NASA wants its own Willy Wonka-esque elevator that will reach all the way to space. Instead of building it from scratch with its limited manpower and investing millions of its own money, the agency is holding competitions and offering a few thousand Ben Franklins to whoever can make it happen. The newest R&D teams aren't in the back office; they're in society at large. R&D is quickly becoming a game, and the prize is cold, hard cash.

Colin Nederkoorn of Houston is the poster child for today's solution-seekers. When Apple announced it was switching to Intel processor chips, internet forums buzzed with theories that Mac hardware would be able to run the Windows OS natively--a function that would benefit the shipbroking company Nederkoorn works for, as well as Mac users everywhere. Nederkoorn put up $100 to the first person who created the missing link that would enable the Mac to run Windows, and allowed others to contribute to the prize. Within months a solution was found, and the winning team collected $13,854.

This wasn't the first time prize money was offered up to innovators and risk-takers. In 1927, Charles Lindbergh became the first person to fly solo nonstop across the Atlantic, from New York City to Paris. He did it for a $25,000 prize.

Lindbergh's story inspired Peter H. Diamandis, 45, founder of the X Prize Foundation in Santa Monica, California. In 2004, the X Prize Foundation awarded the largest prize in history ($10 million) to Mojave Aerospace Ventures for the flight of SpaceShipOne, which was able to carry the weight of four people into space twice within two weeks.

But why prizes? Nederkoorn, 24, says his growing prize purse was creating a fervor to innovate. "The contest was a perfect vehicle because of the low barrier to entry that gave me access to hundreds of minds working to solve my problem," says Nederkoorn.

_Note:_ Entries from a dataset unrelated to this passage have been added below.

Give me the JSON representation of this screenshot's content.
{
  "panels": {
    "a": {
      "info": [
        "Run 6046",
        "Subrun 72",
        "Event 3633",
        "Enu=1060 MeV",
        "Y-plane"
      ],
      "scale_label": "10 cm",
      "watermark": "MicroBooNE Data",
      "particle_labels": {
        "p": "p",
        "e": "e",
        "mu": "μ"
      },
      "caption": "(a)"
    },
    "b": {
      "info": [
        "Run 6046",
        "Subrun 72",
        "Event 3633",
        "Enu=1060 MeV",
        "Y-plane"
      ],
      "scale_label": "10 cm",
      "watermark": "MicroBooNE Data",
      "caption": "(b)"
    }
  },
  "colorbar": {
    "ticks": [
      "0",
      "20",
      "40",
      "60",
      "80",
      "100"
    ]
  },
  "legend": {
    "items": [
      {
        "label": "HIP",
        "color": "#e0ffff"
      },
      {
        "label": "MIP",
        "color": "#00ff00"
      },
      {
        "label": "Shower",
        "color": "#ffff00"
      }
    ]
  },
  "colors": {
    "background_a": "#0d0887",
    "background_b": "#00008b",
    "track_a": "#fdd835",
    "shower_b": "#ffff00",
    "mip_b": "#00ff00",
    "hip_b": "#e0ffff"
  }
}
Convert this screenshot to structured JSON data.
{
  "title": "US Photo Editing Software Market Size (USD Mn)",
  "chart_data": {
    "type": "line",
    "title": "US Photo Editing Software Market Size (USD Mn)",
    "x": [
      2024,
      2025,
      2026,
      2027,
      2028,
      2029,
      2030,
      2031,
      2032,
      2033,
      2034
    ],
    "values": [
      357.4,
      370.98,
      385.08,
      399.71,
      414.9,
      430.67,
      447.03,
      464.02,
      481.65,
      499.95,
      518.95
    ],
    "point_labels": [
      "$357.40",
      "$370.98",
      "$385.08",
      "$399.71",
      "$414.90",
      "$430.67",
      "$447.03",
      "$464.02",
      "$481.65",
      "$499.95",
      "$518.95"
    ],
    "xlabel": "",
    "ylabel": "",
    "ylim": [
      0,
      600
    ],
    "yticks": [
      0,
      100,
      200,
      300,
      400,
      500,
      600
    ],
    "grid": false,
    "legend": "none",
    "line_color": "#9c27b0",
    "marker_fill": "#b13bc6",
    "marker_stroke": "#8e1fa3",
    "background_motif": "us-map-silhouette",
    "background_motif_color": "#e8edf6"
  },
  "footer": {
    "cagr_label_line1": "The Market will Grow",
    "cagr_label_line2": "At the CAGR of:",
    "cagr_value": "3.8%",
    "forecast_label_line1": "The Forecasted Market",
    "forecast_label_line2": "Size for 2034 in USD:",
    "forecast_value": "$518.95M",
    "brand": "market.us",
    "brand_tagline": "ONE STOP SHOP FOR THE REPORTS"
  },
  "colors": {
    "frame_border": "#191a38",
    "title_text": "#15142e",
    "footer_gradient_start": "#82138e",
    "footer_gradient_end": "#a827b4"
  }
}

Diamandis warns it's not always that easy and gives pointers to those wanting to create prizes. "You have to be very clear about the problem you're solving and understand what's causing the problem," says Diamandis. "The size of the purse and people involved have to be in line with the size of the challenge." Whether the prize is big or small, Diamandis says the solution should offer a radical breakthrough and a dramatic conclusion.